I am so gay it hurts my loins. Going to see She's Just Not That Into You... again. Ohhh my goodness.
What did we do last night that was yellow?
New first...just saw an entire family of homeless hitch hikers...kids and all. God, i love Oklahoma!
I am literally missing a chunk of eyelashes. That's how fun it was.
All you have to drink is moonshine and ranch. This is bullshit.
No. He burped at a 3 year old, roared at him and proceeded to scream at the kid's parents to watch their child. The manager of Olive Garden was on our side.
Someone just told me I could double date with them and their dog as my date. This is why the suicide rates are so high at the holidays.

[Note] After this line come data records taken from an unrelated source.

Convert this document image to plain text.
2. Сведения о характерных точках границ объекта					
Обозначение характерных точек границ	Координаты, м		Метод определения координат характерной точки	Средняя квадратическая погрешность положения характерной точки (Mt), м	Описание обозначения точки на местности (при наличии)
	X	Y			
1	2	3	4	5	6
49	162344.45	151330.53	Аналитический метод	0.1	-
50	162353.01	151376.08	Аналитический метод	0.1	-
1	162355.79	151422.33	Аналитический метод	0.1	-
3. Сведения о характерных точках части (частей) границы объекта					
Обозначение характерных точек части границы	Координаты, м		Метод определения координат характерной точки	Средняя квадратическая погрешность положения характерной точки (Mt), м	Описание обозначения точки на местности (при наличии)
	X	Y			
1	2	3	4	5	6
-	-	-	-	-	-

I heard him crying and I heard him listening to porn... I'm hoping to God they weren't at the same time.
I don't know what happened this summer, I've lost my sense of morality. All I do now is work, get drunk, and have sex near national landmarks.
Technically, I traded a soft pretzel for sex last night...
Best thing I ever did was get a dog. She's like a living trip alarm to warn me of visitors while I'm masturbating.
I woke up naked and only wearing cowboy boots, wrapped in a curtain that was still attached to the pole
I ended up changing her contact in my phone to "O Great Potato".
Hey, do you know the person who woke me up last night at 1 in the morning yelling and being carried through the courtyard?
That was me Mom...
Ya’ll! My debit card got switched with my boss’ at lunch today (both Red Wells Fargo)....I realized it at whole foods AFTER I ran it for $100 at Vanity Room getting my vaj waxed 🤦🏻♀️🤦🏻♀️🤦🏻♀️. Most awkward IOU ever tomorrow.